Shaktismo, o culto ao poder feminino


                                (imagem nepalesa do século XVIII da deusa Dhumvati, 
                                                             uma viúva estéril que representa o Vir a Ser. Ela segura 
                                                             o espelho traindo o desejo de usufruir a existência 
                                                             no plano fenomenal. O espelho reflete o aspecto li-
                                                             mitante do potencial infinito do universo não criado.)
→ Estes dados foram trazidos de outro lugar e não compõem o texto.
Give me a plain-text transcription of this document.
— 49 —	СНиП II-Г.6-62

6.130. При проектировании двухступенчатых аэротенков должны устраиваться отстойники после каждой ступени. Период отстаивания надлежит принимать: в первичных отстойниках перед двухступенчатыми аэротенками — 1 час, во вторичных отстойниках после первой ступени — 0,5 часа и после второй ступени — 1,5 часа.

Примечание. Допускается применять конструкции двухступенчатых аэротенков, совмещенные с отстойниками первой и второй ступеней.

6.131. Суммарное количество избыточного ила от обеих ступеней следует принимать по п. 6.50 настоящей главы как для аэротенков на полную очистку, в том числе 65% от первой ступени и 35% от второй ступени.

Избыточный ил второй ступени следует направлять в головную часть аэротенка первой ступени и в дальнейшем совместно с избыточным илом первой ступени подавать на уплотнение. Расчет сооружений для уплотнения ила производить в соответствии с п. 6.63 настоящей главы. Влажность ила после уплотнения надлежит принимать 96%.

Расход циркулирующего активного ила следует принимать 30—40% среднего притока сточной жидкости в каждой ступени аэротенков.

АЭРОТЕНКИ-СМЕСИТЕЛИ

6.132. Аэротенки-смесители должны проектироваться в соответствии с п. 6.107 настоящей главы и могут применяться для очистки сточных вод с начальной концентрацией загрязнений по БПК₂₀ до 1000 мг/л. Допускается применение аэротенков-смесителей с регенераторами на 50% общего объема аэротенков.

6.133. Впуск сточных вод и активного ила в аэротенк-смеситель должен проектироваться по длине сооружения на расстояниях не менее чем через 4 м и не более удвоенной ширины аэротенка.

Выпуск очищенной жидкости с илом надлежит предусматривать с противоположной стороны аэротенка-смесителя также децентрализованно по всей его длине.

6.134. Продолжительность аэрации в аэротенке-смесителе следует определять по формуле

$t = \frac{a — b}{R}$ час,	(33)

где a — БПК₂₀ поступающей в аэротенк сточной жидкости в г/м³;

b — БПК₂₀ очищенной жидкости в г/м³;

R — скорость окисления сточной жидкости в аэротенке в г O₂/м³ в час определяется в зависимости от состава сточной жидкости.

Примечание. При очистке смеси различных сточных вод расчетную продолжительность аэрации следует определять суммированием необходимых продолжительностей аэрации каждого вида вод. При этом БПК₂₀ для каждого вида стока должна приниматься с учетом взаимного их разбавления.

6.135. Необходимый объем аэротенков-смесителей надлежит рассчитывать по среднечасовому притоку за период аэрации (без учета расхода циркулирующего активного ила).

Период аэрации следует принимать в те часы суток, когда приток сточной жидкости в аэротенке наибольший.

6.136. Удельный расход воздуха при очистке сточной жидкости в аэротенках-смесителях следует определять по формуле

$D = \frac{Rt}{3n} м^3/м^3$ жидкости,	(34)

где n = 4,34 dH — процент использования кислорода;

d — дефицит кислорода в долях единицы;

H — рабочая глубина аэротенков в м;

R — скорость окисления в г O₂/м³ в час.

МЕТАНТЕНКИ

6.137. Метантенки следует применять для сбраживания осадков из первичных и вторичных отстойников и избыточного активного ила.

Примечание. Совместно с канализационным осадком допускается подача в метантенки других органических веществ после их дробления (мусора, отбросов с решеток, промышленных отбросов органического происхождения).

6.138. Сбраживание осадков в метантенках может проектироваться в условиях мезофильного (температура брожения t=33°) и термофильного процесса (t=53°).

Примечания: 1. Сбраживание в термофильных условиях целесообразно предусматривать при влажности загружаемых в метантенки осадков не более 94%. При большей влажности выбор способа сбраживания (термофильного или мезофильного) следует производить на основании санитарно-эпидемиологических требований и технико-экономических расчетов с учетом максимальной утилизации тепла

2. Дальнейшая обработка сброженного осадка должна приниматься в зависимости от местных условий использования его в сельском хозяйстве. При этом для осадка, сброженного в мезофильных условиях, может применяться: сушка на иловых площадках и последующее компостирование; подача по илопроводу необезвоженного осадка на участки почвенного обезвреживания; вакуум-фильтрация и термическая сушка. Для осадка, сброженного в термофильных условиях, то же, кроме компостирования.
Shaktismo, o culto ao poder feminino
 Dr. Ruy Alfredo de Bastos Freire Filho
Diretor Centro de Estudos de Yoga Narayana

(Celebrando o inicio do Navarathri, culto as divindades que liberam a humanidade da ignorância, inciamos uma série de artigos sobre o culto shakta e as dez deusas Mahavidhyas)

Dentre as ramificações  do hinduísmo um dos sistemas mais complexos é o culto à sacralidade feminina, conhecido como shaktismo. O vocábulo shakti designa energia , a força motriz por trás de todos os  processos de transformação do mundo fenomenal, levando do estado potencial  ao seu aspecto manifesto. Para o hindu, a feminilidade é a quintessência da energia, sendo que sem ela toda a criação permanece latente, sem vir a despontar. Na iconografia shakta, a deusa Kali pisa o corpo inerte de Shiva, deus da transformação. ““Shiva sem Shakti é incapaz de criar coisa alguma. Quando associado a sua própria shakti se torna capaz de criar todas as manifestações.”  afirma o texto Vāmakeśvara Tantra.
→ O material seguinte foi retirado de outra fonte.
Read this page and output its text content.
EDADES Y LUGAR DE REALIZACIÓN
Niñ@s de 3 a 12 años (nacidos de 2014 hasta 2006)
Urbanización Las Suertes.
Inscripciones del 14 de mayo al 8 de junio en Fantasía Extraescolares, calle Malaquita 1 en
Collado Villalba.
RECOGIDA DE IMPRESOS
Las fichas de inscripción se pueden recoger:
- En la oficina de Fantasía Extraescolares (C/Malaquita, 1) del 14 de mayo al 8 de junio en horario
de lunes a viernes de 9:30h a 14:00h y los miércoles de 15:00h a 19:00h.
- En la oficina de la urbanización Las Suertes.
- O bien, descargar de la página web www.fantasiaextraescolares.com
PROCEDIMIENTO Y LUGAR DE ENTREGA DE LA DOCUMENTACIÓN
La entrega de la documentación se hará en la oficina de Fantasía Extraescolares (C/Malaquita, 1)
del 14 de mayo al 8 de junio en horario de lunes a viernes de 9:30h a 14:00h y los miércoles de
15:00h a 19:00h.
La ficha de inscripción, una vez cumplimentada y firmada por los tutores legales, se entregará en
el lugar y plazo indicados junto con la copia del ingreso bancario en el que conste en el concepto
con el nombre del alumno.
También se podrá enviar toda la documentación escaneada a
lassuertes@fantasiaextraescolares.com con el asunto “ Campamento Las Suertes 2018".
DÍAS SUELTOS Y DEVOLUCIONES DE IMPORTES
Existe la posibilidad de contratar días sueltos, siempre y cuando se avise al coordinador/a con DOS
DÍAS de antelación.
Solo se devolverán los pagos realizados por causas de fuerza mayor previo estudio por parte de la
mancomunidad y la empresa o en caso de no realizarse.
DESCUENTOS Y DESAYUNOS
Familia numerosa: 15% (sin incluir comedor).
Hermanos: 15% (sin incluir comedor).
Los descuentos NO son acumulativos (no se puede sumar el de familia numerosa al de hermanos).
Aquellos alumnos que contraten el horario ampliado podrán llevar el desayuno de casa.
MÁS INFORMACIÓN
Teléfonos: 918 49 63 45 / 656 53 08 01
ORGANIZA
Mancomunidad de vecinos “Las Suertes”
Uma única grande fonte, a Mahadevi, grande deusa, gera todas as energias, que se ramificam em infindáveis  forças que sustentam a criação. Shiva, o aspecto masculino, é o detentor das sementes, a iminência de todos os fenômenos, mas somente a Mahadevi,  pode pô-los em movimento, já que é no abrigo do útero que ocorre a fertilização, a nidificação,  e o embrião é engendrado, sustentando todas etapas de transformação. Cada etapa é regida por uma divindade feminina, sacralizada e venerada. Shiva é o guardião, em seu estado potencial, da diversidade dos fenômenos, mas são as devis que fazem com que eles se manifestem.
A mulher, como visto como por inúmeras culturas ginocentricas, é o conector que liga os mundos,   um canal por onde as diversas formas de energia transitam , o locus que fecunda os fenômenos, ao promover o encontro entre duas realidades antes compartimentalizadas e estanques. Entre os mapuches , indígenas sul-americanos, a palavra que designa esposa-kure- significa literalmente “ cavidade fecunda (útero) por onde a energia pura se canaliza”. Na imensa maioria das religiões politeístas, as deusas são bem mais que apenas consortes das divindades masculinas, ocupando funções imprescindíveis para a sustentação da criação ao estabelecer uma ponte entre planos isolados.
O hinduísmo não foge à regra. No panteão védico, deusas como Aditi, Saraswati , Prithvi , Vach entre outras são mantenedoras do equilíbrio do universo aportando atributos que contrabalançam as ações masculinas. O mesmo ocorre com as chamadas deusas purânicas, como Lakshmi, Parvati, Gayatri e Durga. Esta última, uma consorte de Shiva, é que dá origem ao culto Shakta, que escapa do filtro sacerdotal dos brâmanes, gerando um sistema heterodoxo dentro do hinduísmo: o Tantra.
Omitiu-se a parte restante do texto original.